In addressing future concerns the question of sanctions’ side effects arises. Sanctions do not generally create a big stir internationally as does open warfare. In the case of Iraq, though, the sanctions regime has been a sore spot in UN Security Council relations for most of the last decade. Thus, sanctions are neither much better nor much worse than warfare in terms of international criticism. However, sanctions do create circumstances distinctly unfavorable to America in victim countries and countries close to them. By engendering poverty on a massive scale, America, which is perceived as both the source and the goal of material wealth, gains an unfavorable reputation. By causing pain to entire populations instead of just enemy regimes, we create nations full of anti-Americans.

In many cases, the opposite could be accomplished. For instance, so far in Afghanistan, Americans have been welcomed as liberators from the Taliban. Contrast that with the anti-American attitudes prevalent in Iraq or Syria. Where we have imposed long-term poverty, we have created enemies. Where we have brought free food and fought alongside the local opposition, we have been hailed as rescuers.

September 11 underscored the empowerment of the common individual in making a huge splash or avenging themselves on their perceived enemies. We cannot afford to dismiss the complaints and vitriol of anti-American Iraqis, Pakistanis or Palestinians. Those who have nothing and are willing to die for revenge are the deadliest tools in the hands of Saddam Hussein and Osama Bin Laden. Likewise, while they may not seem to pose the greatest threat to us, they successfully launched the greatest assault on America since the Civil War.

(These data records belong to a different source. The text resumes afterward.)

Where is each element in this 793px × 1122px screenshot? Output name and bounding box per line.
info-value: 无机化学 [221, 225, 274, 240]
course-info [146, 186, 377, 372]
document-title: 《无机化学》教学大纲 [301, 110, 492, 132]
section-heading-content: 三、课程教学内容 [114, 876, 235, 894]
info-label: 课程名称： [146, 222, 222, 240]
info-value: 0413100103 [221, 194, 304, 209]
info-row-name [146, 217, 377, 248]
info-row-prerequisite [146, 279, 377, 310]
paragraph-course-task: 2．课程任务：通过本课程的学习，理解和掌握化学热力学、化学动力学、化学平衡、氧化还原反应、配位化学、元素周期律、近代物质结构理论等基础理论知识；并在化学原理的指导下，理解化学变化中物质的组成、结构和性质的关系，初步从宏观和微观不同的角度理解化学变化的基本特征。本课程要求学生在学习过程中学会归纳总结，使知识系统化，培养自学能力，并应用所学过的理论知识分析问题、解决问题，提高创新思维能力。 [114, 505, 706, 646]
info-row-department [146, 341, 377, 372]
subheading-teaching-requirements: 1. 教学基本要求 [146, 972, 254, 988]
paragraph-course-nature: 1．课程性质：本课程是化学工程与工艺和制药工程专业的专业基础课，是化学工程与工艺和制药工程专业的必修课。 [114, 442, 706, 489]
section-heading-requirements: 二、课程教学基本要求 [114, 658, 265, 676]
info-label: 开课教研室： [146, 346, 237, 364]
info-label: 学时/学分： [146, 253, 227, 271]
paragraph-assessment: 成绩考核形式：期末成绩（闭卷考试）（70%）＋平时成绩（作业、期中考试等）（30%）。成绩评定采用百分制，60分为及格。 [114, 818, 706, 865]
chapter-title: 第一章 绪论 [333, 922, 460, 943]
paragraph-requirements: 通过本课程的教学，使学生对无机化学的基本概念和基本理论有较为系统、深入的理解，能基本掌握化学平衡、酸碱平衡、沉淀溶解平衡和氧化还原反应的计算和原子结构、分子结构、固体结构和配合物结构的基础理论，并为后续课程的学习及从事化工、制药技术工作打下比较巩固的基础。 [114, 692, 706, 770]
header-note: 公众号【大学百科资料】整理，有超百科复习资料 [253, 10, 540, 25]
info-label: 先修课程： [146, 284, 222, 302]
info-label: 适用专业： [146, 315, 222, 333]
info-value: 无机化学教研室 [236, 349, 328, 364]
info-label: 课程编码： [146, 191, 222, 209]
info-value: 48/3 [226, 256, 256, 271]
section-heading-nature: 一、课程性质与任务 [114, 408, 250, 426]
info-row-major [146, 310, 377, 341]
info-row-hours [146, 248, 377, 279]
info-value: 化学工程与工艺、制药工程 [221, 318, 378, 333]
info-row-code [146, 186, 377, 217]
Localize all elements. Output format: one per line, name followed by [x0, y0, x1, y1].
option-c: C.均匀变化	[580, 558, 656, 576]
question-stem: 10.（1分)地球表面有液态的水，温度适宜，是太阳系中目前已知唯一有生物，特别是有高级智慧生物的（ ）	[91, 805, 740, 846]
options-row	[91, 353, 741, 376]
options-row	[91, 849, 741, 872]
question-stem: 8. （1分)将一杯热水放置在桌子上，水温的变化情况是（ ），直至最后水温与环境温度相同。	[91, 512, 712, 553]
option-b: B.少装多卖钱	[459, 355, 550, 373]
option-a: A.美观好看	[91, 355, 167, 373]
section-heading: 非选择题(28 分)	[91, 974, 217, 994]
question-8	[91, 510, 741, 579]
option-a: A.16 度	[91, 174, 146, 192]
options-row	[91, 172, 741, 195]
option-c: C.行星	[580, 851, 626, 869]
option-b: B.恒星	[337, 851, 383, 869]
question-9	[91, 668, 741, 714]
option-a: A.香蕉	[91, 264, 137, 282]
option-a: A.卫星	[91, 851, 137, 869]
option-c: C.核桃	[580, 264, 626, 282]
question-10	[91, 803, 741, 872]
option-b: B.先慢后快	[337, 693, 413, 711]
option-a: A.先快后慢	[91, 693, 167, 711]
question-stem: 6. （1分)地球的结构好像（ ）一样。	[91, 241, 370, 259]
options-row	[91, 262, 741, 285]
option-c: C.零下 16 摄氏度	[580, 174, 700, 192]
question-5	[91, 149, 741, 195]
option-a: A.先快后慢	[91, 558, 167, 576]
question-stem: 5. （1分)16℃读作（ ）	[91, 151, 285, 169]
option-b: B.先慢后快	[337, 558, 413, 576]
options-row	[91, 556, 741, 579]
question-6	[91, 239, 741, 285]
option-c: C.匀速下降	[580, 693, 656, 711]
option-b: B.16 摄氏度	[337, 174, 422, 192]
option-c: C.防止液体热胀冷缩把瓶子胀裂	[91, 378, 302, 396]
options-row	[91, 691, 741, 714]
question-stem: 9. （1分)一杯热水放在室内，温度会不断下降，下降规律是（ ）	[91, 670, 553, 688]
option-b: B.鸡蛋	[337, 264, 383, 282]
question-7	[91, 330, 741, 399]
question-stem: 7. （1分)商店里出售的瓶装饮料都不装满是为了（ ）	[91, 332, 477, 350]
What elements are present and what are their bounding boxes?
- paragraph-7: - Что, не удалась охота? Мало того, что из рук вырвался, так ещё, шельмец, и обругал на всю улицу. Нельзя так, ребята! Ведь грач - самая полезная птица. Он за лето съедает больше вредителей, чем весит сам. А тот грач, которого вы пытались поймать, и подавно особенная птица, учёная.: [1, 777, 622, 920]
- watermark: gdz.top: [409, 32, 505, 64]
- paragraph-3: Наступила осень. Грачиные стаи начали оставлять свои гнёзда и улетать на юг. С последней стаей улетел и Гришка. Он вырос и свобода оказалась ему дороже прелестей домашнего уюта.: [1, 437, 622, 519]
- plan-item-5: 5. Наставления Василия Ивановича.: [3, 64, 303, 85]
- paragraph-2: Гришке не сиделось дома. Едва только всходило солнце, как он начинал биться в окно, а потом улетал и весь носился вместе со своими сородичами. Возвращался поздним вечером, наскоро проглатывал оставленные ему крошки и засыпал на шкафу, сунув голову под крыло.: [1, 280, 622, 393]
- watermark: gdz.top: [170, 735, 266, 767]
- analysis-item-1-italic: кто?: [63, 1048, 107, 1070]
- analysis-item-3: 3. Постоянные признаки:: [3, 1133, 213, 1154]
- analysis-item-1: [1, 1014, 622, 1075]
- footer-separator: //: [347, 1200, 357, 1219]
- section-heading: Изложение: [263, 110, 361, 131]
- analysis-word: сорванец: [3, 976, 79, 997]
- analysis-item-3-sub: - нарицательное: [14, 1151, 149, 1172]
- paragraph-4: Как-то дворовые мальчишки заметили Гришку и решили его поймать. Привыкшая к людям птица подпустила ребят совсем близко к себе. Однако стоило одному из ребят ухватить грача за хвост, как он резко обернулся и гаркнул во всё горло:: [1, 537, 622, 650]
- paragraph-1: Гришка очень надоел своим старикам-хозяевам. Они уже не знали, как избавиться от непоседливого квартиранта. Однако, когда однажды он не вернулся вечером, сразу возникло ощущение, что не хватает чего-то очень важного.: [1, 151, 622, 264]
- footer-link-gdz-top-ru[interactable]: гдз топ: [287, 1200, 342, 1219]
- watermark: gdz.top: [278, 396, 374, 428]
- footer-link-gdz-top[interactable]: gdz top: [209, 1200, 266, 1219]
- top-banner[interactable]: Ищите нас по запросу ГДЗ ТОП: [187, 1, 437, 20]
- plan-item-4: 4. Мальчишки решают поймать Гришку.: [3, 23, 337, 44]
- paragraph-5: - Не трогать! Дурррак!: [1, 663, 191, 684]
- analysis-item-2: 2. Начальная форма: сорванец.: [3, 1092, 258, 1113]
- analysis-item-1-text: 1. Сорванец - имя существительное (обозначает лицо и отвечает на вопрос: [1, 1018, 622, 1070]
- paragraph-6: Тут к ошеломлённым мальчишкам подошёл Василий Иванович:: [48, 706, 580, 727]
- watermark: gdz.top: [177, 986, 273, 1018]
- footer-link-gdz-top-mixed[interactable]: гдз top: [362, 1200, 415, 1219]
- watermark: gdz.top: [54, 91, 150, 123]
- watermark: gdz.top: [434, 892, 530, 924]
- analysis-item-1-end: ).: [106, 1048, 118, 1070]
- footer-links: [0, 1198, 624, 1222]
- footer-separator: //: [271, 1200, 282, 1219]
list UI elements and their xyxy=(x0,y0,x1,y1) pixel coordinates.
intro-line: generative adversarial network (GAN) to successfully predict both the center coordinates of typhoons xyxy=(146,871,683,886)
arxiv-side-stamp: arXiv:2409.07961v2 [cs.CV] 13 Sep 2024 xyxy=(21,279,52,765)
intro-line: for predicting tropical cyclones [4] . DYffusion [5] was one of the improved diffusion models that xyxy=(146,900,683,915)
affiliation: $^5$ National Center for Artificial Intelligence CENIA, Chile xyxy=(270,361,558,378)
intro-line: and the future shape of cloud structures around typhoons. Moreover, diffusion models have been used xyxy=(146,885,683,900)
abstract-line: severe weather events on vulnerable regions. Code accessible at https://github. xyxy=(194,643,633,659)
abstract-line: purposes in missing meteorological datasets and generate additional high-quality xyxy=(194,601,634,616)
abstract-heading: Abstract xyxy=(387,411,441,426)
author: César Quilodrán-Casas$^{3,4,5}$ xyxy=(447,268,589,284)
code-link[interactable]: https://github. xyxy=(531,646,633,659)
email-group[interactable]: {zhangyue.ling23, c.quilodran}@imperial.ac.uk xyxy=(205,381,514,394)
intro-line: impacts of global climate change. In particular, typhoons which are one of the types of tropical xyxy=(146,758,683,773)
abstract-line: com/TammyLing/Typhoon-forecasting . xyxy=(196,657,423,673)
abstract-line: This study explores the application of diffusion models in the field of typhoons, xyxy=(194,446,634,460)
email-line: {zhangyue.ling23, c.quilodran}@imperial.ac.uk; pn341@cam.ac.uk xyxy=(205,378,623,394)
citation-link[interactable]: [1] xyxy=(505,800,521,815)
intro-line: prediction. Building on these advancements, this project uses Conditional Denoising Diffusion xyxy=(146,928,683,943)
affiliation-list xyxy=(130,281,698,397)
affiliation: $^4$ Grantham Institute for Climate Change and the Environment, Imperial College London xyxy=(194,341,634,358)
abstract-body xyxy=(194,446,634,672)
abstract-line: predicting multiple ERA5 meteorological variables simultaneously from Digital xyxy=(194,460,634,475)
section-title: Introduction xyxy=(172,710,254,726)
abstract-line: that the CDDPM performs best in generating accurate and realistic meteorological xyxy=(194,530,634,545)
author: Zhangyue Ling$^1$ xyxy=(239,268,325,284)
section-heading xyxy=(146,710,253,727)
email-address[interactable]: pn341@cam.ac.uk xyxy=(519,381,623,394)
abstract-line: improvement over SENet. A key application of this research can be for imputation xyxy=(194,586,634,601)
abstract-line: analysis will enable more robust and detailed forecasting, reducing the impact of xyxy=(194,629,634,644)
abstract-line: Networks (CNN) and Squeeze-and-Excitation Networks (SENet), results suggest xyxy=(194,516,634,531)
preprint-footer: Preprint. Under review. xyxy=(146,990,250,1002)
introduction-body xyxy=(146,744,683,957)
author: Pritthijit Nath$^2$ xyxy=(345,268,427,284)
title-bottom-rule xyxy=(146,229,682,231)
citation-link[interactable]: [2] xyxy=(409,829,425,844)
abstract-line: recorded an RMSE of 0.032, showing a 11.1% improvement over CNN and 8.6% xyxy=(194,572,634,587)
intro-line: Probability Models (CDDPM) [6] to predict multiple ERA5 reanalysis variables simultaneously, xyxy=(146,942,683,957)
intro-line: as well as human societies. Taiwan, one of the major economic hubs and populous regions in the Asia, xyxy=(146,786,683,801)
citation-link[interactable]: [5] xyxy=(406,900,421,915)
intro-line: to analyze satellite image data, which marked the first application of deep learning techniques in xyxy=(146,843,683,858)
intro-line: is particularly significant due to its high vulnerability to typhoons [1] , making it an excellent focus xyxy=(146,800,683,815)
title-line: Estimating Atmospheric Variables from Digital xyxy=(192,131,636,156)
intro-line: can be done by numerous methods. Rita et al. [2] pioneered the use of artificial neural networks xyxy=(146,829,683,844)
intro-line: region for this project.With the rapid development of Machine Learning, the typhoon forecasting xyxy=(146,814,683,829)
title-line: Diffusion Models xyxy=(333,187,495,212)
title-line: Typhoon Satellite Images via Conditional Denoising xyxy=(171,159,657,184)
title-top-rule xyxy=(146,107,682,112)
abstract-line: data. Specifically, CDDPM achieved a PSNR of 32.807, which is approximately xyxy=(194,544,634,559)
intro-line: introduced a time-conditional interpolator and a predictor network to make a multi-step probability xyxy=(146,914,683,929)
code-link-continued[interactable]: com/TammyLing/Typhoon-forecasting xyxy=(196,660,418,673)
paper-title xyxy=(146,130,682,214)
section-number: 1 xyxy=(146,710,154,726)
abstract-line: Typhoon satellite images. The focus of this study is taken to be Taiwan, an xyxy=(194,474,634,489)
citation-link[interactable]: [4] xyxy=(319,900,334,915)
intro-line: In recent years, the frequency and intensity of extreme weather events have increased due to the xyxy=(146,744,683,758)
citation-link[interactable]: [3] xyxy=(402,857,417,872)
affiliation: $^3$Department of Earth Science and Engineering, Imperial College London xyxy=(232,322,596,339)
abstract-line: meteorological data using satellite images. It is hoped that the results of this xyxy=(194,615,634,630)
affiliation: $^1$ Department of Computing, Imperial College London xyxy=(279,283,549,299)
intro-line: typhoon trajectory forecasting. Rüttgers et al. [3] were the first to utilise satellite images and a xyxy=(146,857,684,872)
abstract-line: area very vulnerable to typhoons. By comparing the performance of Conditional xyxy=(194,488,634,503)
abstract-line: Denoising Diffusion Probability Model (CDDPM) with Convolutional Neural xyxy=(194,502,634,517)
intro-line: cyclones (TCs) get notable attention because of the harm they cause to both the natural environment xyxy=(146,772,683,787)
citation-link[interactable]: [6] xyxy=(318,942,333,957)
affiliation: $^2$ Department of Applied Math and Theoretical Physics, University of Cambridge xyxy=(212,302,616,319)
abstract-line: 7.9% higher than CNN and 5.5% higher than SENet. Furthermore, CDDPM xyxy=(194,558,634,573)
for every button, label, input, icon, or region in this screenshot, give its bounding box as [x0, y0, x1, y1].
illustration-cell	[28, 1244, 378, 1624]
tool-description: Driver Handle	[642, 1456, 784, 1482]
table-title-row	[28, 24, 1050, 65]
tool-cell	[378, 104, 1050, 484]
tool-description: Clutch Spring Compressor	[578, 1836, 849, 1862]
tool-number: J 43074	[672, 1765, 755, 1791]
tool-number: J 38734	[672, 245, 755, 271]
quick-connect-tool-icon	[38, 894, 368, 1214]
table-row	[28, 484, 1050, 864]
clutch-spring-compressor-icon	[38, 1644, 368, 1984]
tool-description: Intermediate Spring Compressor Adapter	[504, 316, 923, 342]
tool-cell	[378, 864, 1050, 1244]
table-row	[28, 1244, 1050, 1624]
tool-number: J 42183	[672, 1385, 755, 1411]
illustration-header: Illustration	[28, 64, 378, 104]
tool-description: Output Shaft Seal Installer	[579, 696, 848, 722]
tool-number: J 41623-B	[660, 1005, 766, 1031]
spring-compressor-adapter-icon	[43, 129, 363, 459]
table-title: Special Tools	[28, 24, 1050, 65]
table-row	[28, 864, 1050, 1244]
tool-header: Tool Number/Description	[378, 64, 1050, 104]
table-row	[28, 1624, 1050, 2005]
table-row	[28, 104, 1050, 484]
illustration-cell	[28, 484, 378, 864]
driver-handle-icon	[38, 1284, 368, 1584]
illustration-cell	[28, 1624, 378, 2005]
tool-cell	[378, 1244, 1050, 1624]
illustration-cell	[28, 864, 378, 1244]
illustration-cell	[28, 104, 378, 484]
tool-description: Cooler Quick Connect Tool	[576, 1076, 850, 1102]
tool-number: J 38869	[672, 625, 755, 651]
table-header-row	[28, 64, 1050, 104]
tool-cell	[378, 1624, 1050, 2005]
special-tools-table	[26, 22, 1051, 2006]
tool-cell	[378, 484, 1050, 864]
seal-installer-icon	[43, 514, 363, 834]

Therefore, sanctions should be used sparingly and only where clearly demonstrated to be the best possible option. Sanctions should always be used as part of a comprehensive goal-attainment program. Before imposing sanctions, the U.S. or UN Security Council should submit a list of clearly defined and attainable conditions. If those conditions are met, the sanctions must be lifted. Thus, targets have a motive to comply, and sanctions are not simply maintained as a form of punishment.